Whether it’s playing underwritten characters, getting little to do as the token love interest, or generally having a terrible time for any number of reasons, landing a plum gig in a 007 adventure isn’t always the glorious opportunity it’s perceived to be.
It has been in many instances, but not as it applied to the following five Bond alumni, who all had their own reasons for holding their respective appearances in such low regard.
Five actors who hated being in James Bond movies:
5. Gemma Arterton
Gemma Arterton’s relationship with the Bond franchise is a complicated one, with the passage of time the deciding factor in souring the actor’s feelings about starring opposite Daniel Craig in Quantum of Solace.
She was initially enthusiastic at the prospect of playing a character who was a throwback in name only, with Arterton describing Strawberry Fields as “the thinking man’s crumpet” who was “straight-laced but with a real naughty edge to her.”
However, looking back on her contributions to the film years later, Arterton “realised there was so much wrong with Bond women” in general, wishing instead that her character “should have just said no, really, and worn flat shoes.” In the end, she was a one-dimensional fling for 007, and it didn’t sit well with her in the long term.
4. Jesper Christensen
Playing a secondary henchman in an action movie is one of cinema’s most thankless tasks, so it’s no surprise Jesper Christensen felt so bitter after doing it three times in Casino Royale, Quantum of Solace, and Spectre.
He was essentially an exposition machine there to intone ominous warnings to Craig’s suave secret agent, which hardly gave him much room to manoeuvre as a performer.
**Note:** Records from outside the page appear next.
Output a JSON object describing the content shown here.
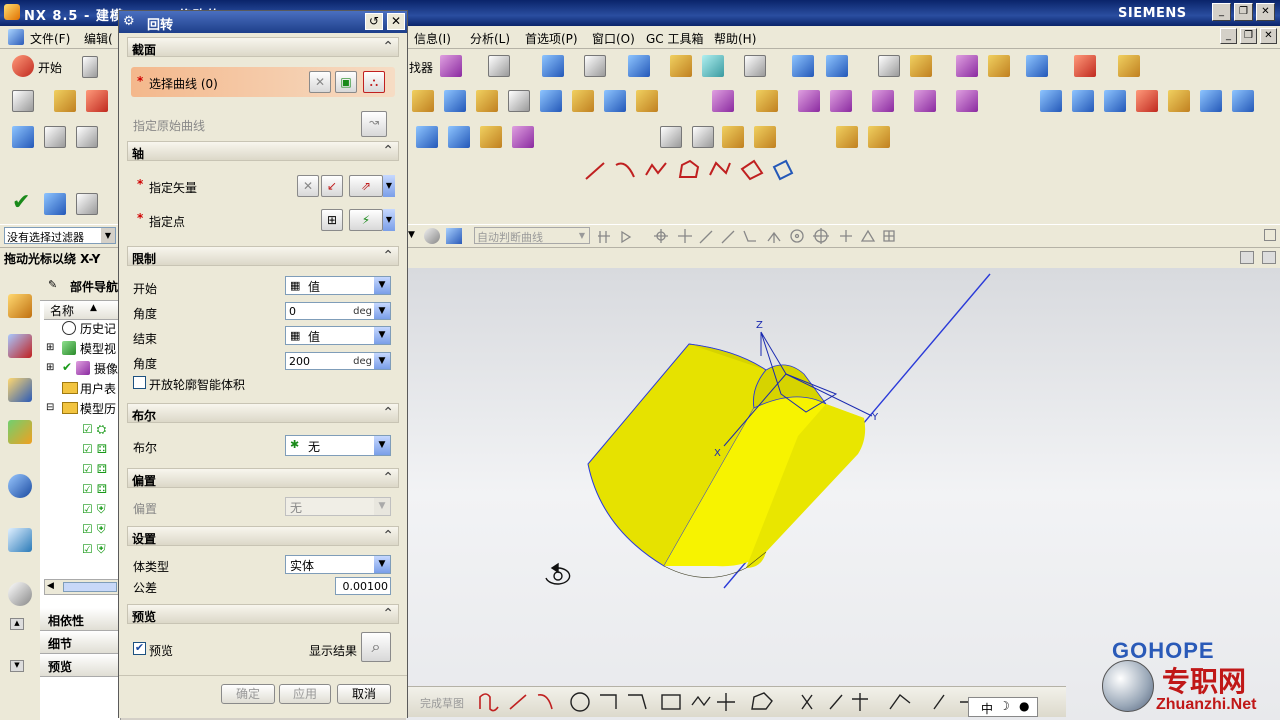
{
  "app": {
    "title": "NX 8.5 - 建模 - [... (修改的) ]",
    "brand": "SIEMENS"
  },
  "menubar": {
    "items": [
      "文件(F)",
      "编辑(",
      "信息(I)",
      "分析(L)",
      "首选项(P)",
      "窗口(O)",
      "GC 工具箱",
      "帮助(H)"
    ]
  },
  "toolbar": {
    "start_label": "开始",
    "cmd_fragment": "找器",
    "filter_value": "没有选择过滤器",
    "curve_rule": "自动判断曲线",
    "hint_text": "拖动光标以绕 X-Y",
    "finish_sketch": "完成草图"
  },
  "navigator": {
    "title": "部件导航",
    "column_name": "名称",
    "nodes": [
      "历史记",
      "模型视",
      "摄像",
      "用户表",
      "模型历"
    ],
    "bottom_panels": [
      "相依性",
      "细节",
      "预览"
    ]
  },
  "dialog": {
    "title": "回转",
    "sections": {
      "section": {
        "title": "截面",
        "select_curve": "选择曲线 (0)",
        "specify_origin_curve": "指定原始曲线"
      },
      "axis": {
        "title": "轴",
        "specify_vector": "指定矢量",
        "specify_point": "指定点"
      },
      "limits": {
        "title": "限制",
        "start_label": "开始",
        "start_value": "值",
        "start_angle_label": "角度",
        "start_angle": "0",
        "end_label": "结束",
        "end_value": "值",
        "end_angle_label": "角度",
        "end_angle": "200",
        "unit": "deg",
        "open_profile": "开放轮廓智能体积"
      },
      "boolean": {
        "title": "布尔",
        "label": "布尔",
        "value": "无"
      },
      "offset": {
        "title": "偏置",
        "label": "偏置",
        "value": "无"
      },
      "settings": {
        "title": "设置",
        "body_type_label": "体类型",
        "body_type": "实体",
        "tolerance_label": "公差",
        "tolerance": "0.00100"
      },
      "preview": {
        "title": "预览",
        "preview_label": "预览",
        "preview_checked": true,
        "show_result": "显示结果"
      }
    },
    "buttons": {
      "ok": "确定",
      "apply": "应用",
      "cancel": "取消"
    }
  },
  "viewport": {
    "axis_labels": {
      "x": "X",
      "y": "Y",
      "z": "Z"
    },
    "model_color": "#f2ee10"
  },
  "watermark": {
    "logo_text": "GOHOPE",
    "site_cn": "专职网",
    "site_url": "Zhuanzhi.Net"
  },
  "ime": {
    "label": "中"
  }
}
In an almost celebratory fashion, he declared following Spectre that his “interlude as a villain in the James Bond series is over.”
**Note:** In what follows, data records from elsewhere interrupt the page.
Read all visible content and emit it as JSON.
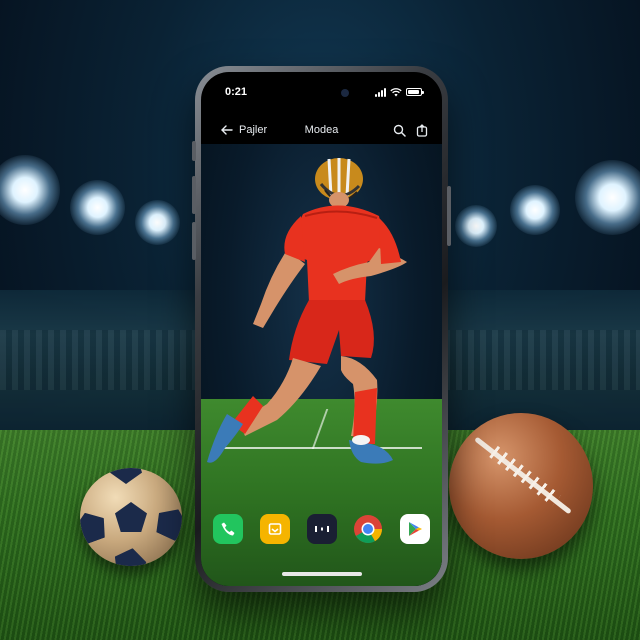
{
  "status_bar": {
    "time": "0:21"
  },
  "app_header": {
    "back_label": "Pajler",
    "title": "Modea"
  },
  "dock": {
    "apps": [
      {
        "name": "phone-app-icon",
        "glyph": "✆",
        "color": "#22c55e"
      },
      {
        "name": "files-app-icon",
        "glyph": "▣",
        "color": "#f5b400"
      },
      {
        "name": "launcher-app-icon",
        "glyph": "⁞⁞",
        "color": "#1a1f33"
      },
      {
        "name": "chrome-app-icon",
        "glyph": "",
        "color": "#ffffff"
      },
      {
        "name": "play-store-app-icon",
        "glyph": "",
        "color": "#ffffff"
      }
    ]
  },
  "colors": {
    "jersey": "#e8321f",
    "helmet": "#c88a1c",
    "pitch": "#3f8a2e"
  }
}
As for the films themselves? Well, Christensen would distil his first two appearances as “really shit,” so he obviously wasn’t enthralled by getting to be a part of a pop culture behemoth on multiple occasions.
3. Yaphet Kotto
Prolific film and television actor Yaphet Kotto didn’t just hate being part of a James Bond movie; he also didn’t have any time for the people who wrote or starred in them either.
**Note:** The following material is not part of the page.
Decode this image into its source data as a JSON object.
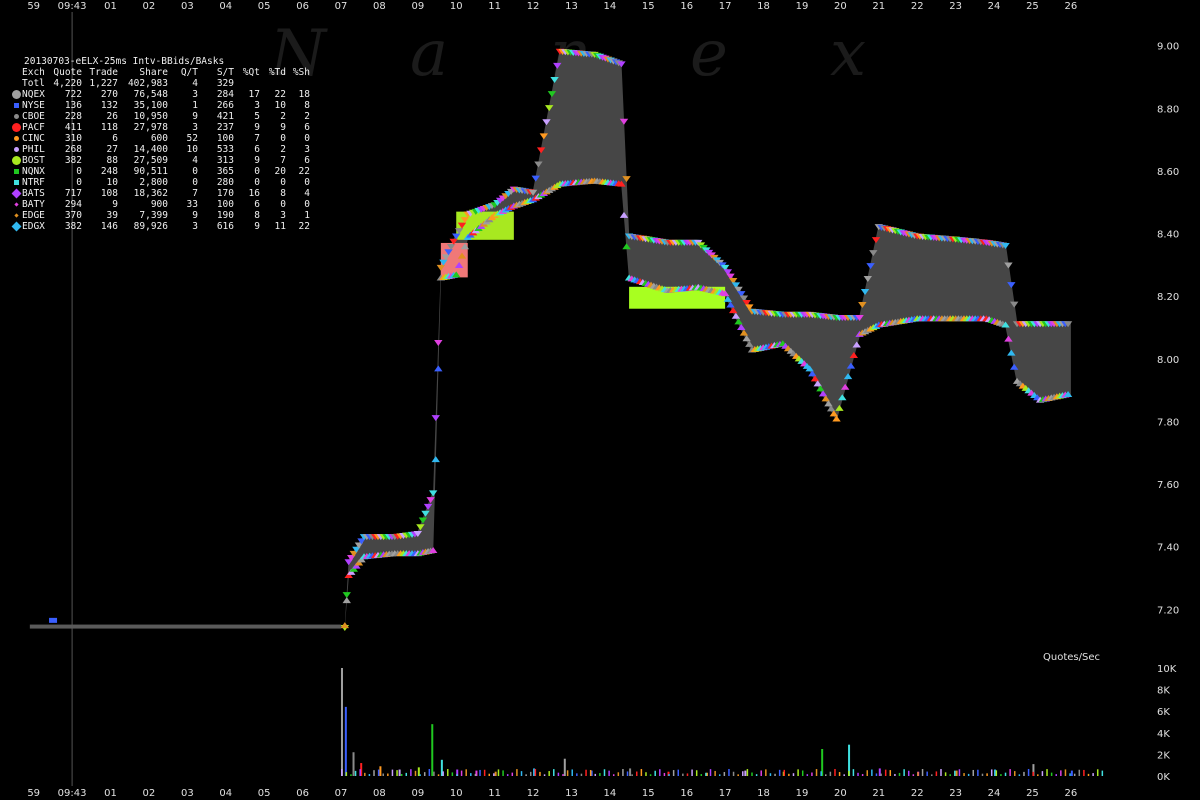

Roger Moore’s Live and Let Die doesn’t hold up very well through a modern lens, but Kotto was hardly established enough as an actor to argue with the script or the leading man. Screenwriter Tom Mankiewicz was blasted for “the sea of stereotype crap” he’d written, which “had nothing to do with the Black experience or culture.”
He did at least get a memorable death, but that doesn’t gloss over his misery. When asked decades later to reflect on sharing the screen with the actor playing Bond, his response of “I have nothing to say about Roger Moore” pretty much tells the story.
2. Teri Hatcher
There were disagreements aplenty between Pierce Brosnan and Teri Hatcher while shooting Tomorrow Never Dies, but they were quickly glossed over. Her issues with the character she played, however, were not.
Brosnan admitted that he may have launched a few verbal barbs in his co-star’s direction due to her habit of showing up late to set, but he quickly put those bugbears to the side when it transpired Hatcher was pregnant and suffering from morning sickness.
As for the actor, playing Bond’s ex and villain Elliot Carver’s trophy wife killed two thankless birds with one stone, and Hatcher found her Paris “such an artificial character to be playing” that didn’t give her any sort of “special satisfaction” whatsoever as a performer.
1. Sean Connery
Money always talks the loudest at the end of the day, which is the principal reason why Sean Connery ended his self-imposed exile as Bond to return in the high-paying unofficial entry Never Say Never Again.
His initial umbrage came from the way the character ended up overshadowing his entire career, with 007 always the first word on anybody’s lips whenever they spoke to Connery about anything. There was also the additional danger of typecasting, which convinced him his future lay elsewhere.
The Scotsman famously said he’d “always hated that damned James Bond” and would even kill the fictional character if he had the chance. He owed his livelihood to the part, but these things often tend to come at a cost.